# General > AquaTalk >  FYI: Mud Skipper @$2.50 Each

## IIOOII

If anyone is interested in Mud Skipper, saw it at my local fish shop, this shop don't sell much fresh water stuff, i go there for water plants for my planted.
but they do sell some marine fish.

Today i went there to order some plants and saw to my surprise mud skippers, selling at $2.50 some quite big (2.5-3 inch), these fellows look quite cute, big round protruding eyes, but almost all of them is like sitting on top of rocks with their front fillpers pushing them up, quite funny actually.

The shop is opposite Ten Mile Junction along woodlands road (old upper bukit timah). Very far for those living on the East. Shop name is xin zin hu aquarium enterpise. Tel 6765 5955.

I am not affiliated to this shop in any way.

----------


## ranmasatome

heh...funny how i was just chasing down/catching/releasing some yesterday...

----------


## Fei Miao

> If anyone is interested in Mud Skipper, saw it at my local fish shop, this shop don't sell much fresh water stuff, i go there for water plants for my planted.
> but they do sell some marine fish.
> 
> Today i went there to order some plants and saw to my surprise mud skippers, selling at $2.50 some quite big (2.5-3 inch), these fellows look quite cute, big round protruding eyes, but almost all of them is like sitting on top of rocks with their front fillpers pushing them up, quite funny actually.
> 
> The shop is opposite Ten Mile Junction along woodlands road (old upper bukit timah). Very far for those living on the East. Shop name is xin zin hu aquarium enterpise. Tel 6765 5955.
> 
> I am not affiliated to this shop in any way.


These must be marine right?

----------


## IIOOII

Not sure if its fresh water or marine, can call them to asked.
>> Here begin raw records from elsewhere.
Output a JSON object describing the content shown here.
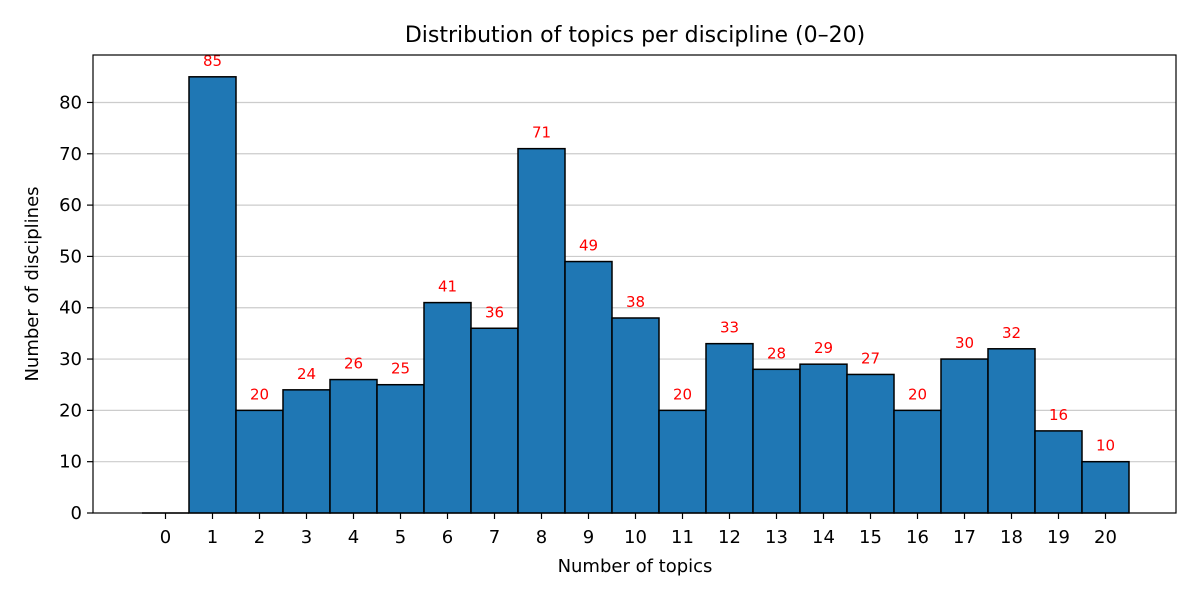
{
  "chart_data": {
    "type": "bar",
    "title": "Distribution of topics per discipline (0–20)",
    "xlabel": "Number of topics",
    "ylabel": "Number of disciplines",
    "categories": [
      "0",
      "1",
      "2",
      "3",
      "4",
      "5",
      "6",
      "7",
      "8",
      "9",
      "10",
      "11",
      "12",
      "13",
      "14",
      "15",
      "16",
      "17",
      "18",
      "19",
      "20"
    ],
    "values": [
      0,
      85,
      20,
      24,
      26,
      25,
      41,
      36,
      71,
      49,
      38,
      20,
      33,
      28,
      29,
      27,
      20,
      30,
      32,
      16,
      10
    ],
    "data_labels": [
      "",
      "85",
      "20",
      "24",
      "26",
      "25",
      "41",
      "36",
      "71",
      "49",
      "38",
      "20",
      "33",
      "28",
      "29",
      "27",
      "20",
      "30",
      "32",
      "16",
      "10"
    ],
    "yticks": [
      0,
      10,
      20,
      30,
      40,
      50,
      60,
      70,
      80
    ],
    "ylim": [
      0,
      89.25
    ],
    "grid": "horizontal",
    "colors": {
      "bar_fill": "#1f77b4",
      "bar_edge": "#000000",
      "data_label": "#ff0000",
      "grid": "#cccccc"
    }
  }
}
Did a bit of research, seems most mudskippers prefer salt water. Did not get them as i do not have the right tank habitat for them.

----------


## XnSdVd

Mudskippers are found along mudflats at low tide(go to changi beach, carpark 7)
and in mangroves. So brackish water would be good for them. As they're not an open water fish to begin with. Problem I always have is I've got no idea what to feed them.

----------


## Johnc

Tubifex. They love that! They will even come out of the water to eat.

And yes, almost all mudskipper species prefer brackish water. 

/John

----------